Video & Photography by Anthony MacFarlane
Chef Notes
- This classic Polish schnitzel sandwich is elevated with charred Australian avocado horseradish cream and a fresh avocado cucumber dill salad.
- Charring the avocado adds subtle smokiness while intensifying its natural buttery texture, creating a rich, stable cream that replaces heavier sauces.
Ingredients
Pork schnitzel
- 4 x 180g pork scotch fillet schnitzels
- Fine sea salt and white pepper, to season
- Neutral oil, for frying
Australian avocado horseradish cream
- 300g Australian avocados (approx. 1 ⅕ – 2 avocados)

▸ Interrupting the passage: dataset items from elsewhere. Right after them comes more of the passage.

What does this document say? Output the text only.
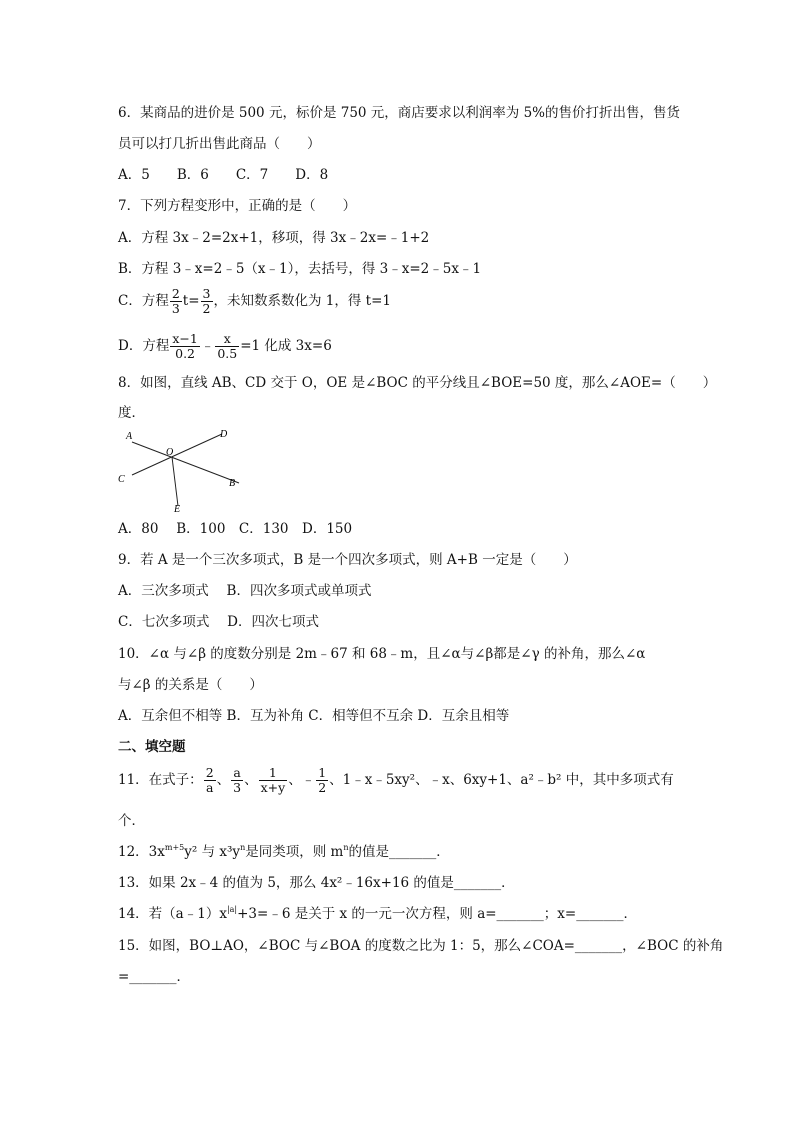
6．某商品的进价是 500 元，标价是 750 元，商店要求以利润率为 5%的售价打折出售，售货
员可以打几折出售此商品（　　）
A．5　　B．6　　C．7　　D．8
7．下列方程变形中，正确的是（　　）
A．方程 3x﹣2=2x+1，移项，得 3x﹣2x=﹣1+2
B．方程 3﹣x=2﹣5（x﹣1），去括号，得 3﹣x=2﹣5x﹣1
C．方程 $\frac{2}{3} t= \frac{3}{2}$ ，未知数系数化为 1，得 t=1
D．方程 $\frac{x-1}{0.2}$ ﹣ $\frac{x}{0.5} =1$ 化成 3x=6
8．如图，直线 AB、CD 交于 O，OE 是∠BOC 的平分线且∠BOE=50 度，那么∠AOE=（　　）
度．
A	D
O
C	B
E
A．80　 B．100　C．130　D．150
9．若 A 是一个三次多项式，B 是一个四次多项式，则 A+B 一定是（　　）
A．三次多项式　 B．四次多项式或单项式
C．七次多项式　 D．四次七项式
10．∠α 与∠β 的度数分别是 2m﹣67 和 68﹣m，且∠α与∠β都是∠γ 的补角，那么∠α
与∠β 的关系是（　　）
A．互余但不相等 B．互为补角 C．相等但不互余 D．互余且相等
二、填空题
11．在式子： $\frac{2}{a}$ 、 $\frac{a}{3}$ 、 $\frac{1}{x+y}$ 、﹣ $\frac{1}{2}$ 、1﹣x﹣5xy²、﹣x、6xy+1、a²﹣b² 中，其中多项式有
个．
12．$3x^{m+5}y^2$ 与 $x^3y^n$是同类项，则 $m^n$的值是_______．
13．如果 2x﹣4 的值为 5，那么 4x²﹣16x+16 的值是_______．
14．若$(a﹣1)x^{|a|}+3=﹣6$ 是关于 x 的一元一次方程，则 a=_______；x=_______．
15．如图，BO⊥AO，∠BOC 与∠BOA 的度数之比为 1：5，那么∠COA=_______，∠BOC 的补角
=_______．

- 50g good quality jarred grated horse radish
- 60ml lemon juice
- 1 tsp wasabi powder
- Pinch of sea salt
Australian avocado mizeria
- 1 Australian avocado, peeled and sliced
- 1 lebanese cucumber thinly sliced, salted and drained
- 1 tbsp sour cream
- ¼ tsp grated garlic clove
- 1 bunch dill, finely chopped
- Salt and white pepper to taste
To finish
- 4 milk buns cut in half
- 40 g unsalted butter, softened
- 3 tbsp Polish Beetroot relish
Preparation
- To make the avocado cream, take your avocado halves and char them on a very hot grill. Once nice and charred and not falling apart, place in a food processor. Add the horseradish, lemon juice, wasabi powder and a pinch of salt. Blend till smooth. Add a little water if needed.
- Heat oil to 170–175°C. Fry patties for 3-4 minutes until golden and crisp. Drain on a paper towel and season lightly with salt.

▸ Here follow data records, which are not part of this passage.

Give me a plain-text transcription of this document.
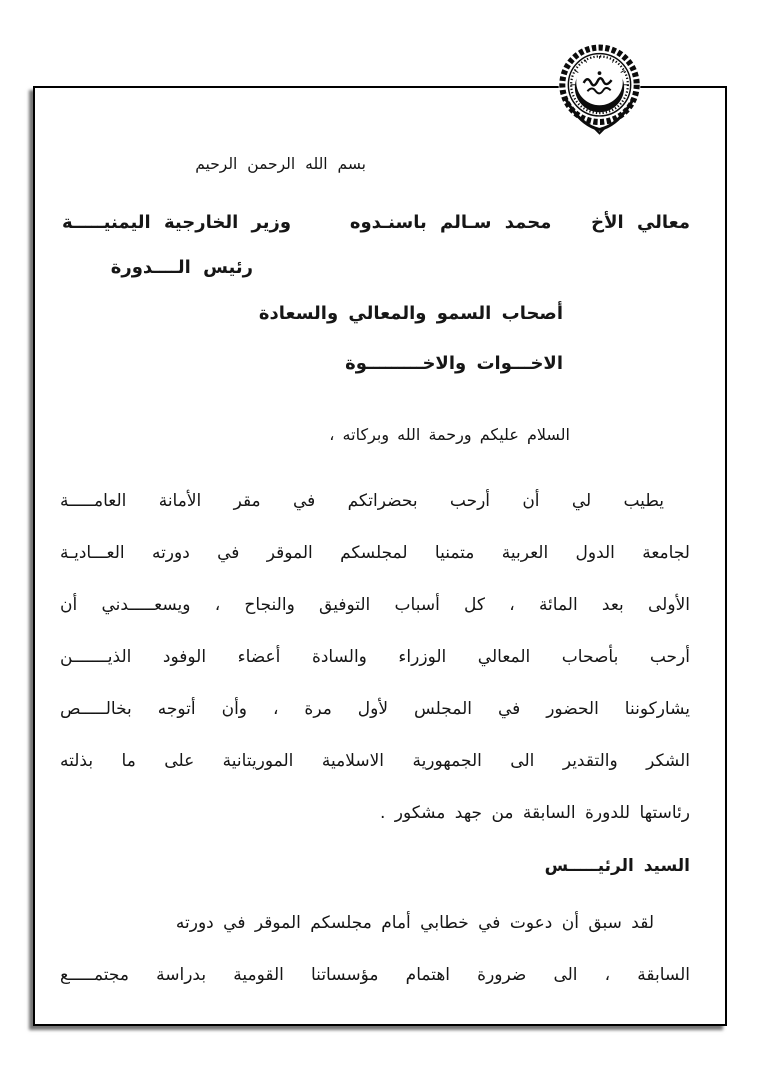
بسم الله الرحمن الرحيم
معالي الأخ   محمد سـالم باسنـدوه
وزير الخارجية اليمنيـــــة
رئيس الــــدورة
أصحاب السمو والمعالي والسعادة
الاخـــوات والاخـــــــــوة
السلام عليكم ورحمة الله وبركاته ،
يطيب لي أن أرحب بحضراتكم في مقر الأمانة العامـــــة
لجامعة الدول العربية متمنيا لمجلسكم الموقر في دورته العـــاديـة
الأولى بعد المائة ، كل أسباب التوفيق والنجاح ، ويسعـــــدني أن
أرحب بأصحاب المعالي الوزراء والسادة أعضاء الوفود الذيـــــــن
يشاركوننا الحضور في المجلس لأول مرة ، وأن أتوجه بخالـــــص
الشكر والتقدير الى الجمهورية الاسلامية الموريتانية على ما بذلته
رئاستها للدورة السابقة من جهد مشكور .
السيد الرئيـــــس
لقد سبق أن دعوت في خطابي أمام مجلسكم الموقر في دورته
السابقة ، الى ضرورة اهتمام مؤسساتنا القومية بدراسة مجتمـــــع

- For the salad, mix together the cucumber, dill, minced garlic, sour cream and season.
- Lightly butter the inside of the buns and toast.
- To build, spread a layer of charred avocado sauce onto the base of the buns. Top with pork schnitzel, then place a few slices of avocado, then cucumber mizeria salad, a few dollops of beetroot relish and then add a generous layer of avocado horseradish cream on the top bun and close the sandwich.